Andrew Weaver warns students of danger of disengaging media and misinformed skeptics

Andrew Weaver visited TRU as a guest lecturer for a second-year geography class. (Marcela Arévalo/The Omega)

Andrew Weaver visited TRU as a guest lecturer for a second-year geography class. (Marcela Arévalo/The Omega)

As part of his trip to Kamloops on Nov. 30, B.C. Green Party leader Andrew Weaver visited TRU as a guest lecturer for a second-year geography class.

In his talk, titled Climate Change: Problems and Solutions, Weaver talked to a packed room of students and community members. Topics included the importance of properly communicating science to the media, using scientific evidence to inform public policy and that more has not been done to address climate change because its most substantial effects have yet to come.

“Science that is not effectively communicated is ineffective science,” Weaver said.

He also said that one of the reasons why some people may be skeptical about climate change is because of how the media looks for an opposing view to meet balancing requirements.

The politician and scientist expressed disdain for Prime Minister Justin Trudeau’s recent decision to approve the Trans Mountain Pipeline Expansion in B.C. and questioned the prime minister’s commitment to changing environmental policy.

Weaver also addressed politics in the United States, where several Republican politicians and the President-elect himself claim there is not sufficient evidence that climate change exists.
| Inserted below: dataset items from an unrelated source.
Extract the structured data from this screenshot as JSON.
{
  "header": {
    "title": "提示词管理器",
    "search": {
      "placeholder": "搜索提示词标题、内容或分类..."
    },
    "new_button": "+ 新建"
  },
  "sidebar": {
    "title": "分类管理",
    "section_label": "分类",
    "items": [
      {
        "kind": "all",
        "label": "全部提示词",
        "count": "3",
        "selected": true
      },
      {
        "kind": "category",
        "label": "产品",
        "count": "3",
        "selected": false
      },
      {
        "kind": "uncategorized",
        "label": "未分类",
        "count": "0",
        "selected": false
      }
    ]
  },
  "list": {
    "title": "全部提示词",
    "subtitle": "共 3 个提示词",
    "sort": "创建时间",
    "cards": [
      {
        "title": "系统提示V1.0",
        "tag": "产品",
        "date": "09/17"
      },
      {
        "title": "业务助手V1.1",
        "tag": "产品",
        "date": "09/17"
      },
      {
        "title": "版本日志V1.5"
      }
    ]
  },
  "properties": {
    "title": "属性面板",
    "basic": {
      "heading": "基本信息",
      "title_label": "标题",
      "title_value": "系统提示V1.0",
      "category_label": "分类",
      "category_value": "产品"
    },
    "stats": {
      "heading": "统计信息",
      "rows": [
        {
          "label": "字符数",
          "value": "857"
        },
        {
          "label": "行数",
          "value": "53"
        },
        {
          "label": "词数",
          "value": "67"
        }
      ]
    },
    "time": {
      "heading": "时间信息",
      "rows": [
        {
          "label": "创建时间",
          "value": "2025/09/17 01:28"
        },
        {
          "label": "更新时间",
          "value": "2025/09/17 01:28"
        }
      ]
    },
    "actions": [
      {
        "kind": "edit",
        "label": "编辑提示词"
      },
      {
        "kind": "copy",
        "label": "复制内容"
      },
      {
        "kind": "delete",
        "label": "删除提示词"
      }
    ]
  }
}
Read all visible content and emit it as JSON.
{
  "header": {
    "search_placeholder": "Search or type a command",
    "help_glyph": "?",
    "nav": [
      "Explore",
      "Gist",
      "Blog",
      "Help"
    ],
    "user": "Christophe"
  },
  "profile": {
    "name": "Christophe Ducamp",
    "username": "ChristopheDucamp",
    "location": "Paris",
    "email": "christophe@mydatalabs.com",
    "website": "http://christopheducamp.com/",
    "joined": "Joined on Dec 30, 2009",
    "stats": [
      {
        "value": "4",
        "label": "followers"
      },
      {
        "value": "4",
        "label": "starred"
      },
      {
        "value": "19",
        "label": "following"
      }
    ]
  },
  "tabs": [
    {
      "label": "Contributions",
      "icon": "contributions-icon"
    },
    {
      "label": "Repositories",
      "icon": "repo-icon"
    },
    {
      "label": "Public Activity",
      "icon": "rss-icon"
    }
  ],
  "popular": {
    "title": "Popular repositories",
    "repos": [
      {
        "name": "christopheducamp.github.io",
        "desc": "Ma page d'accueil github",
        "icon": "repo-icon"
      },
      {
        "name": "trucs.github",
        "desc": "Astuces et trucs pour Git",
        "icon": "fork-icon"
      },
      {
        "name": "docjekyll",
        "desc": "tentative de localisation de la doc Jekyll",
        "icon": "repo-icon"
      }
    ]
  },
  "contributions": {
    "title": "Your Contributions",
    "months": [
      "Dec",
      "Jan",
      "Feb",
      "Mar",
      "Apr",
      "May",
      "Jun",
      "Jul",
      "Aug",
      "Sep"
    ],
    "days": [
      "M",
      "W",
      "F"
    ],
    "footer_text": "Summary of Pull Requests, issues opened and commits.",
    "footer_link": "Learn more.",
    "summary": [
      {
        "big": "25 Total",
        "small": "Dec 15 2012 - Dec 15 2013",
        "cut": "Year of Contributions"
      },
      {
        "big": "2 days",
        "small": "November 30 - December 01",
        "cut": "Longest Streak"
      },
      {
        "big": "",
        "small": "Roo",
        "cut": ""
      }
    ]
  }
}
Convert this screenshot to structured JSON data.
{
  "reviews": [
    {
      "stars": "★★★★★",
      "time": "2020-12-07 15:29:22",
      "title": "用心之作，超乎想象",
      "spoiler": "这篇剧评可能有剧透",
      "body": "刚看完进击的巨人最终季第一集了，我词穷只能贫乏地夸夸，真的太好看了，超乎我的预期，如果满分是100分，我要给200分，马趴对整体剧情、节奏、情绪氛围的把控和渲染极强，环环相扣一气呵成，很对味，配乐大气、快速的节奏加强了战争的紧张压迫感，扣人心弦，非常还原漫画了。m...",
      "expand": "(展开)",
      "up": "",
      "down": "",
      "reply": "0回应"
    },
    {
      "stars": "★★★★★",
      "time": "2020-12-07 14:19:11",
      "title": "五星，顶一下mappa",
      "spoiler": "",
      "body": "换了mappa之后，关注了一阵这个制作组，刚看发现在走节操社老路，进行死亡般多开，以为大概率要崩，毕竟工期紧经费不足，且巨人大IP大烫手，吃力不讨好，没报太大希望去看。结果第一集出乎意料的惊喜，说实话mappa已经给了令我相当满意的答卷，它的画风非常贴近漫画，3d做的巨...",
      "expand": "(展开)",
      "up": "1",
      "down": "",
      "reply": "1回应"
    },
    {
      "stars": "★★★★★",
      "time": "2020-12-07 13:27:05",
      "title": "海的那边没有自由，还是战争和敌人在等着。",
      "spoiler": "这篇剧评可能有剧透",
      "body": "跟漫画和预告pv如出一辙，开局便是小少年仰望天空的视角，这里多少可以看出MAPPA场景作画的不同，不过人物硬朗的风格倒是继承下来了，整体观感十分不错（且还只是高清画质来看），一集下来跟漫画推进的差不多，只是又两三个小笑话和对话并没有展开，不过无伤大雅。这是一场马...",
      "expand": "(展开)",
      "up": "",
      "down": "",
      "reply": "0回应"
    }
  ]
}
Weaver responded by explaining that the metrics used to determine climate sensitivity, which have been in place since the 1970s, have not changed and have actively been used in the Intergovernmental Panel on Climate Change’s assessment, a UN panel which he had previously been involved with.

“We know more of the same thing with greater certainty,” Weaver said.

When it came to recent commitments, such as the Paris Agreement in 2015, Weaver believes that the pact will end in “disappointment,” citing the gradual increase in Alberta’s carbon tax to $50 per tonne with the federal government meanwhile approving new pipelines.

“Politicians don’t know what they signed,” Weaver said. He also talked about how policy needs to be informed by science rather than science to be created by policy.

In an interview with The Omega after the lecture, Weaver said that he hoped his lecture had student scientists see the importance of their work and that students communicate their work with those around them.

“We as a society are not valuing, I would argue, our public education system the way we should,” Weaver said, mentioning how he believes that the lack of education is partly due to why “post-truth” politics are emerging in the United States and elsewhere, wherein people look for facts to support their position rather than the facts as a whole.

“The public must recognize what is science and what is not science, and that comes through education.”

When asked about combatting “post-truth” rhetoric with climate change messaging, Weaver thinks that there needs to be more focus on informing people of the solutions.

“People throw up resistance barriers when you start to talk about problems, they want to know about solutions. And they want to know about no-regrets solutions,” Weaver said, also saying there needs to be less emphasis on “doom and gloom” stories.

Weaver is the only Green Party MLA in the provincial legislature. He is also a professor in the School of Earth and Ocean Sciences at the University of Victoria.